When TechCrunch quizzed Simon Poulter, a senior spokesperson for Vodafone, about consent, he claimed participating partners must explicitly collect consent before processing any data. However, the media outfit noted quickly that participating mobile carriers themselves never proactively asked for user consent at any point, making the source of tracking look “obfuscated by design”.

“By outsourcing the gathering of consents to third party ad ‘partners,’ TrustPid’s approach looks intended to dodge denials — but by doing that it risks running counter to key principles baked into EU law,” TechCrunch added.

Poulter eventually confirmed the carriers had no intention to gather consent themselves.

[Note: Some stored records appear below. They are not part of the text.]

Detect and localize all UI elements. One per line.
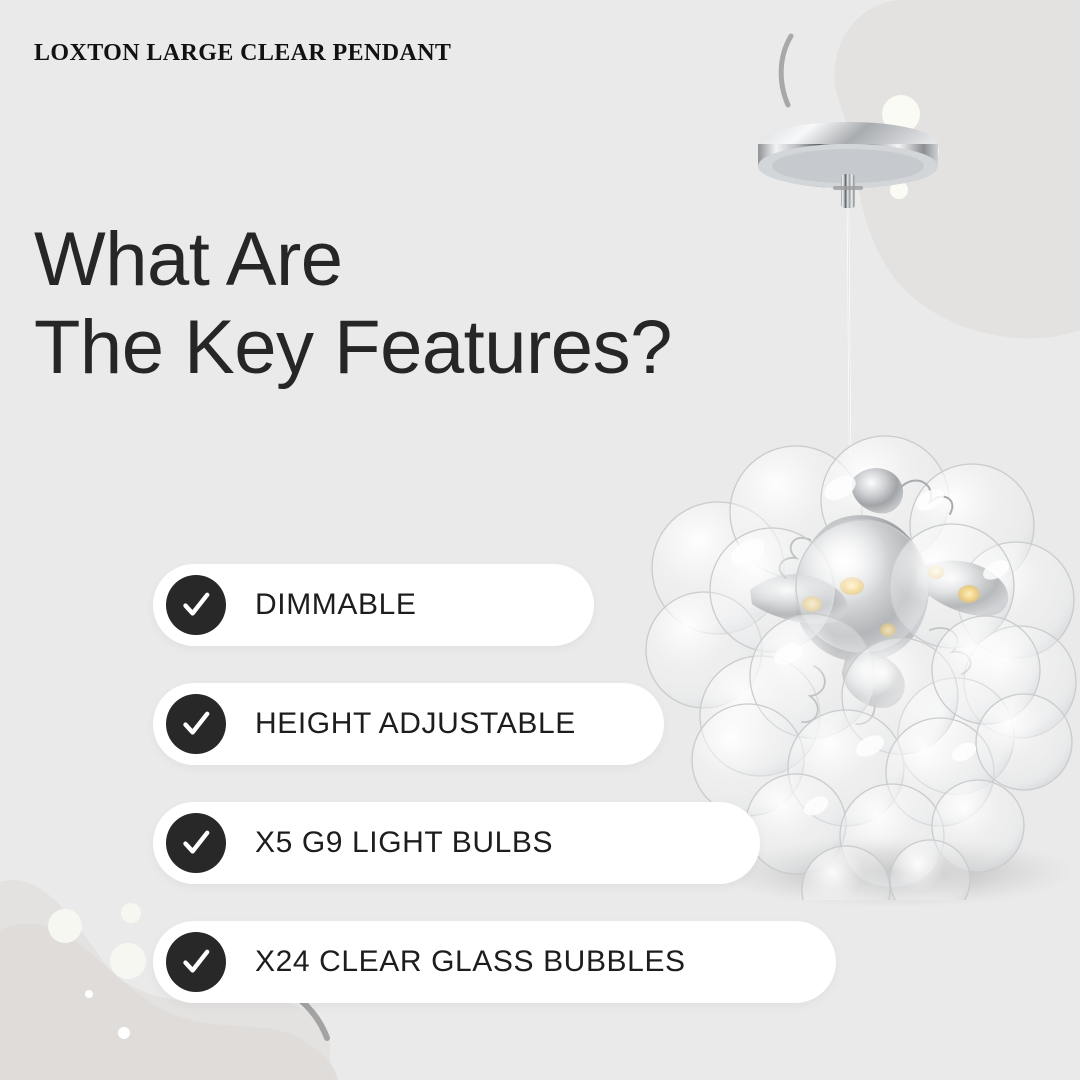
dot: [882, 95, 920, 133]
page-title: What Are The Key Features?: [34, 216, 672, 392]
dot: [890, 181, 908, 199]
headline-line-1: What Are: [34, 216, 672, 304]
headline-line-2: The Key Features?: [34, 304, 672, 392]
feature-item-height-adjustable[interactable]: HEIGHT ADJUSTABLE: [153, 683, 664, 765]
blob-top-right: [835, 0, 1080, 338]
ceiling-rose: [758, 122, 938, 208]
dot: [85, 990, 93, 998]
dot: [118, 1027, 130, 1039]
suspension-cable: [848, 208, 850, 455]
dot: [48, 909, 82, 943]
check-icon: [166, 813, 226, 873]
feature-item-dimmable[interactable]: DIMMABLE: [153, 564, 594, 646]
dot: [110, 943, 146, 979]
feature-label: DIMMABLE: [255, 588, 417, 622]
feature-item-glass-bubbles[interactable]: X24 CLEAR GLASS BUBBLES: [153, 921, 836, 1003]
check-icon: [166, 575, 226, 635]
check-icon: [166, 932, 226, 992]
feature-list: DIMMABLE HEIGHT ADJUSTABLE X5 G9 LIGHT B…: [153, 564, 836, 1003]
check-icon: [166, 694, 226, 754]
brand-title: LOXTON LARGE CLEAR PENDANT: [34, 40, 451, 67]
feature-item-light-bulbs[interactable]: X5 G9 LIGHT BULBS: [153, 802, 760, 884]
arc-top: [781, 36, 791, 105]
feature-label: X24 CLEAR GLASS BUBBLES: [255, 945, 686, 979]
dot: [846, 159, 870, 183]
infographic-canvas: LOXTON LARGE CLEAR PENDANT What Are The …: [0, 0, 1080, 1080]
feature-label: X5 G9 LIGHT BULBS: [255, 826, 553, 860]
feature-label: HEIGHT ADJUSTABLE: [255, 707, 576, 741]
dot: [121, 903, 141, 923]
dot: [929, 146, 939, 156]
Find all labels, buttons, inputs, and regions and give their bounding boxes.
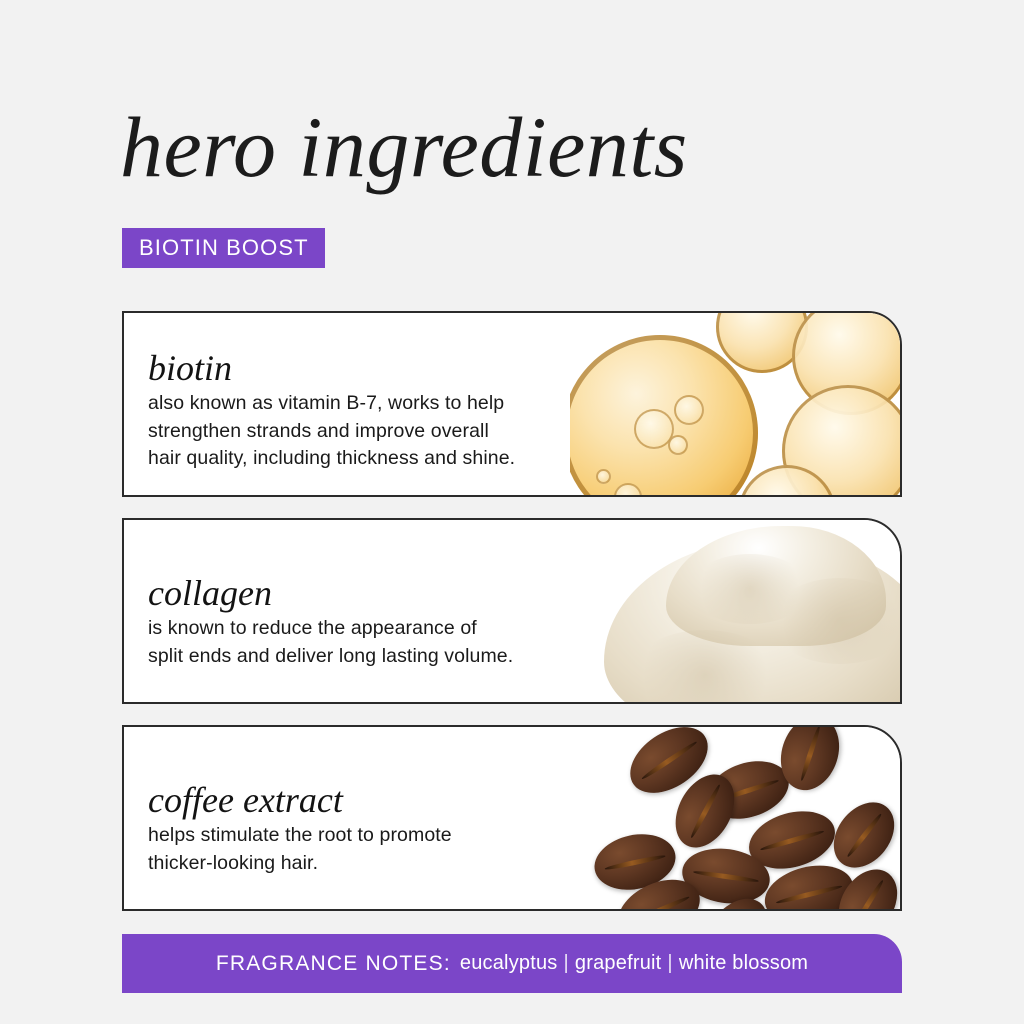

A number of privacy advocates weighed in on the matter of TrustPid months ago. One of them was Aram Zucker-Scharff, the privacy engineering lead for the Washington Post:

Participant users who don’t want to be tracked anymore would have to opt out every three months since TrustPid tokens are designed to respawn every 90 days.

Mobile traffic data is generally untouched, and EU telcos have seen it as a significant fund source. Can they really allow advertising partners to collect this data even with consent?

“Companies that operate communication networks should neither track their customers nor should they help others to track them,” digital rights activist Wolfie Christl was quoted saying. “I consider the project an irresponsible abuse of their very specific trusted position as communication network operators. It is a dangerous attack on the rights of millions. It appears they want to legally justify it with the misleading and meaningless pseudo-consent banners we have to deal with on websites every day, which is irresponsible and outrageous.”

“The project undermines trust into communication technology and should be stopped immediately,” Christl further added. “I hope that European data protection authorities quickly team up and stop the project.”